CSIR plans to track employees’ health over 30 years

Aims to gauge long term health parameters of 10,000 staff.

August 29, 2020 10:34 pm | Updated 10:38 pm IST - NEW DELHI:

For the next thirty years, 10,000 employees of the Council of Scientific and Industrial Research (CSIR) will likely be tracked for most of their working lives as part of an initiative to track an array of health-vitals and genes. The over-arching aim is to be able to build a medical cohort to give long-term perspective on the malaises that affect Indians and determine if such a databank can be used to help with predicting, say, the onset of diabetes or cardiovascular disease.

For starters, said officials, the CSIR, which has 38 subsidiary labs across the country, has collected blood samples from around 2,000 employees to check for coronavirus ( COVID-19 ) antibodies.

“We’ve been thinking about this for a year and then COVID-19 struck. So we thought this would be good time to begin by checking for antibodies and along with that other health parameters,” said Director-General, CSIR Shekhar Mande. “A long-term cohort can be invaluable in answering several public-health questions and many of our 10,000-odd employees are expected to be with us for a long time and so can be reliably followed and monitored. This will, of course, be optional and with their full ethical consent.”

Few attempts

Long-term cohorts while few aren’t entirely new in India. The Vadu Rural Health Programme, run by the KEM Hospital Research Centre in Pune, in nearby Vadu village has been tracking a cohort of patients since 2002 and monitoring births, deaths, causes of death and migrations. GARBH-ini is also a cohort in Gurugram, Haryana, that started in 2015 and tracks epidemiological, genomic and microbial parameters of pregnant women to, among other things, ascertain the causes of pre-term birth.

However, a great challenge of long term cohorts is sustaining the programme and keeping participants and managers incentivised and motivated. The CSIR’s bet is that their employees, by virtue of being committed to a long-term job and availing of the organisation’s health care benefits are likely to see benefits in sticking to the programme.

Representative sample

“The interesting aspect of a CSIR cohort is that it would be fairly representative of a spectrum of middle class India. We could give them smart watches or other devices that can track health parameters and we will track variations in specific genes, known to be correlated to certain diseases, that can help predict the likelihood of disease,” said Dr Anurag Agrawal, Director, CSIR-Institute of Genomic and Integrative Biology, who is spear-heading the project.

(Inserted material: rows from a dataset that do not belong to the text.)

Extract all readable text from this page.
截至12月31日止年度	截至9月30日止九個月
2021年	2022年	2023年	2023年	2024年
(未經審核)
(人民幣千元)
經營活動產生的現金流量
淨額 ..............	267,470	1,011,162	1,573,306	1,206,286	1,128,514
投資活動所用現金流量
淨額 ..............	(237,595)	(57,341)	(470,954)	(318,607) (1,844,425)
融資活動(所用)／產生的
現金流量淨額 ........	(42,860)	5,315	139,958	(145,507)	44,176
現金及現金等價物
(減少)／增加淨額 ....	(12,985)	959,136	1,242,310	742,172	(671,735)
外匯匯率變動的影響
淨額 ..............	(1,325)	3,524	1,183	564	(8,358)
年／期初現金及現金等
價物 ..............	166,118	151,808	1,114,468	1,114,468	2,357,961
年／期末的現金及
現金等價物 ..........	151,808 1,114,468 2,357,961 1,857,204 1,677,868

To address the challenge of longevity, Dr. Agrawal said he has already identified a younger generation of scientists who are likely to keep the project going as well as have different institutions engaged, to ensure that there is an incentive to stay invested. The proposed budget for the programme is ₹100 crore for the next five years, he added.

The CSIR-IGIB specialises in sequencing genomes and identifying genetic variations in populations that are linked to health and disease. So far, said Dr. Agrawal, only blood samples had been collected though depending on how the project unfolded and the kind of research questions that emerged, other biological samples — urine, saliva — could also be collected. “It's very early but as of now it's only employees and their spouses. We are not including their children.”